I think we are going to find a renewed Russian spring offensive in which another siege of Kharkiv is eminently possible. The city’s proximity to the Russian border makes it an attractive target. So does the city’s historical industrial base. Strategically it is important if Russia wants to cement her hold on occupied Donbas territories. Therefore I think there could well be a renewed Russian offensive, and the recent volley of missile attacks directed at civilians and at random was a precursor to that.

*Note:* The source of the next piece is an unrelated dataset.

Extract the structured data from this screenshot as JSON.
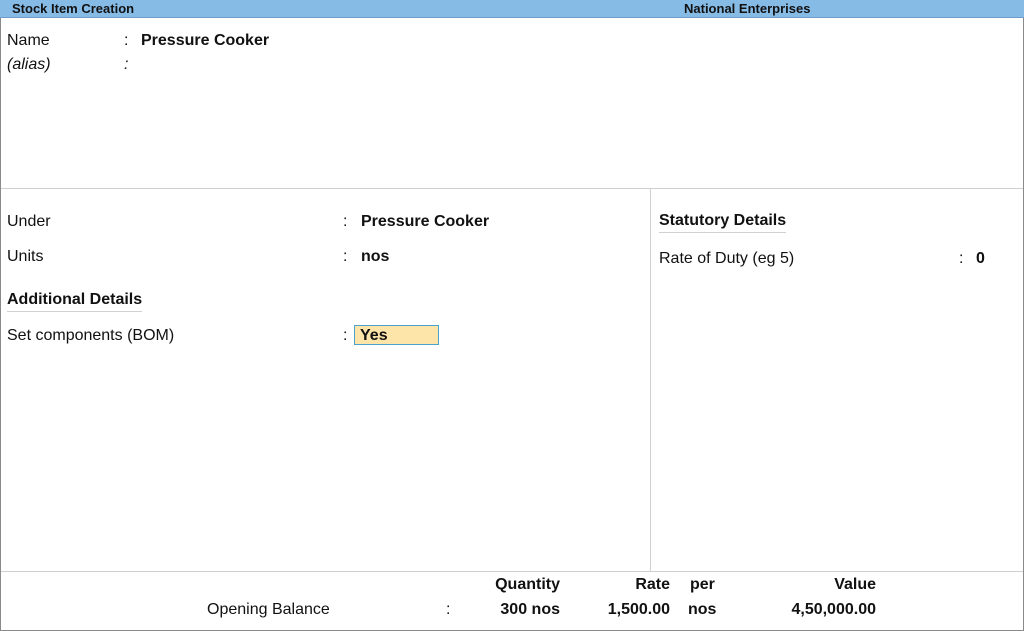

I walked around Kharkiv freely. Nobody stopped me. I felt perfectly safe. Although I took body armour, I did not use it and although I saw a lot of evidence of renewed damage to civilian buildings in the centre I was informed that there had not been many attacks recently. The few young people who remain in the city just seem reconciled to the possibility of a renewed Russian invasion of the city, and they are making plans to leave if necessary or to stay if possible. The streets are empty after dark and for the most part they are empty during the day as well. There is no cosmopolitan vibrancy of sense of defiance in the city that I found as recently as October 2023. Instead there is only a nervous impatience on the part of an ever-diminishing population as to what might happen next, once the winter fighting season is brought to a conclusion in a couple of weeks and infantry and armour, such as tanks, can get moving again with the warmer weather.

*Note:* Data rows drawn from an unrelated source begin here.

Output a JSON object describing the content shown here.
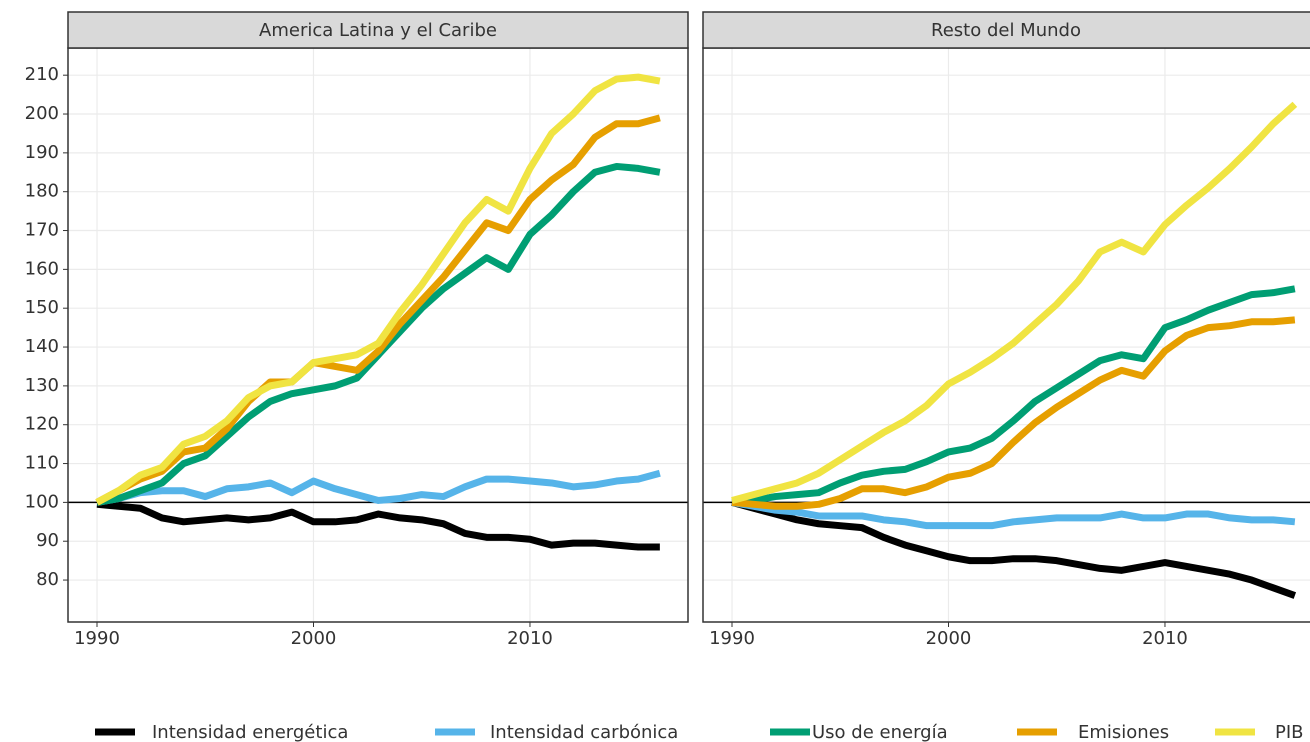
{
  "chart_data": [
    {
      "type": "line",
      "title": "America Latina y el Caribe",
      "x": [
        1990,
        1991,
        1992,
        1993,
        1994,
        1995,
        1996,
        1997,
        1998,
        1999,
        2000,
        2001,
        2002,
        2003,
        2004,
        2005,
        2006,
        2007,
        2008,
        2009,
        2010,
        2011,
        2012,
        2013,
        2014,
        2015,
        2016
      ],
      "xlim": [
        1988.66,
        2017.3
      ],
      "xticks": [
        1990,
        2000,
        2010
      ],
      "ylim": [
        69.2,
        217
      ],
      "yticks": [
        80,
        90,
        100,
        110,
        120,
        130,
        140,
        150,
        160,
        170,
        180,
        190,
        200,
        210
      ],
      "hline": 100,
      "grid": true,
      "legend": "bottom",
      "series": [
        {
          "name": "Intensidad energética",
          "color": "#000000",
          "values": [
            99.5,
            99,
            98.5,
            96,
            95,
            95.5,
            96,
            95.5,
            96,
            97.5,
            95,
            95,
            95.5,
            97,
            96,
            95.5,
            94.5,
            92,
            91,
            91,
            90.5,
            89,
            89.5,
            89.5,
            89,
            88.5,
            88.5
          ]
        },
        {
          "name": "Intensidad carbónica",
          "color": "#56b4e9",
          "values": [
            100,
            101,
            102.5,
            103,
            103,
            101.5,
            103.5,
            104,
            105,
            102.5,
            105.5,
            103.5,
            102,
            100.5,
            101,
            102,
            101.5,
            104,
            106,
            106,
            105.5,
            105,
            104,
            104.5,
            105.5,
            106,
            107.5
          ]
        },
        {
          "name": "Uso de energía",
          "color": "#009e73",
          "values": [
            100,
            101,
            103,
            105,
            110,
            112,
            117,
            122,
            126,
            128,
            129,
            130,
            132,
            138,
            144,
            150,
            155,
            159,
            163,
            160,
            169,
            174,
            180,
            185,
            186.5,
            186,
            185
          ]
        },
        {
          "name": "Emisiones",
          "color": "#e69f00",
          "values": [
            100,
            103,
            106,
            108,
            113,
            114,
            119,
            126,
            131,
            131,
            136,
            135,
            134,
            139,
            146,
            152,
            158,
            165,
            172,
            170,
            178,
            183,
            187,
            194,
            197.5,
            197.5,
            199
          ]
        },
        {
          "name": "PIB",
          "color": "#f0e442",
          "values": [
            100,
            103,
            107,
            109,
            115,
            117,
            121,
            127,
            130,
            131,
            136,
            137,
            138,
            141,
            149,
            156,
            164,
            172,
            178,
            175,
            186,
            195,
            200,
            206,
            209,
            209.5,
            208.5
          ]
        }
      ]
    },
    {
      "type": "line",
      "title": "Resto del Mundo",
      "x": [
        1990,
        1991,
        1992,
        1993,
        1994,
        1995,
        1996,
        1997,
        1998,
        1999,
        2000,
        2001,
        2002,
        2003,
        2004,
        2005,
        2006,
        2007,
        2008,
        2009,
        2010,
        2011,
        2012,
        2013,
        2014,
        2015,
        2016
      ],
      "xlim": [
        1988.66,
        2017.3
      ],
      "xticks": [
        1990,
        2000,
        2010
      ],
      "ylim": [
        69.2,
        217
      ],
      "hline": 100,
      "grid": true,
      "series": [
        {
          "color": "#000000",
          "values": [
            100,
            98.5,
            97,
            95.5,
            94.5,
            94,
            93.5,
            91,
            89,
            87.5,
            86,
            85,
            85,
            85.5,
            85.5,
            85,
            84,
            83,
            82.5,
            83.5,
            84.5,
            83.5,
            82.5,
            81.5,
            80,
            78,
            76
          ]
        },
        {
          "color": "#56b4e9",
          "values": [
            100,
            99,
            98,
            97.5,
            96.5,
            96.5,
            96.5,
            95.5,
            95,
            94,
            94,
            94,
            94,
            95,
            95.5,
            96,
            96,
            96,
            97,
            96,
            96,
            97,
            97,
            96,
            95.5,
            95.5,
            95
          ]
        },
        {
          "color": "#009e73",
          "values": [
            100,
            100.5,
            101.5,
            102,
            102.5,
            105,
            107,
            108,
            108.5,
            110.5,
            113,
            114,
            116.5,
            121,
            126,
            129.5,
            133,
            136.5,
            138,
            137,
            145,
            147,
            149.5,
            151.5,
            153.5,
            154,
            155
          ]
        },
        {
          "color": "#e69f00",
          "values": [
            100,
            99.5,
            99,
            99,
            99.5,
            101,
            103.5,
            103.5,
            102.5,
            104,
            106.5,
            107.5,
            110,
            115.5,
            120.5,
            124.5,
            128,
            131.5,
            134,
            132.5,
            139,
            143,
            145,
            145.5,
            146.5,
            146.5,
            147
          ]
        },
        {
          "color": "#f0e442",
          "values": [
            100.5,
            102,
            103.5,
            105,
            107.5,
            111,
            114.5,
            118,
            121,
            125,
            130.5,
            133.5,
            137,
            141,
            146,
            151,
            157,
            164.5,
            167,
            164.5,
            171.5,
            176.5,
            181,
            186,
            191.5,
            197.5,
            202.5
          ]
        }
      ]
    }
  ]
}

I am told that the Ukrainian Armed Forces have lined the border heavily in the Kharkiv region, making sure that their positions are reinforced. Nevertheless the Russian border in this region is long and much of it is remote, and the Russian Armed Forces are amassing hundreds of thousands of troops in the region again as well as untold quantities of armour. While the sides are dug into complex networks of trenches in the Donbas and Dnipro river regions of the front line, in Kharkiv the main road to Russia remains in place as do a series of side roads, fields and other geographical features that make for scant natural borders to resist a renewed Russian ground assault.
In short, I found my stay in Kharkiv bleak and depressing. Few people would talk to me about their fears, but those that did acknowledged that the idea of another Russian invasion of the city in the coming weeks or months is a real possibility. Were Kharkiv to fall, that would represent a catastrophe for Ukraine. More likely, perhaps, is that the Ukrainian Armed Forces would remobilise in the Kharkiv region, taking away resources from elsewhere on the front line and in particular along the Dnipro River, compromising their tenuous advances further south, in order to defend Kharkiv street by street in close quarters fighting of the most deadly kind. Kharkiv would then become completely destroyed, a sort of giant Bakhmut, in which nothing would be left standing as these massive warring armies stand off one against the other and spend months fighting over every building, like Stalingrad all over again. God bless Kharkiv and her benighted people.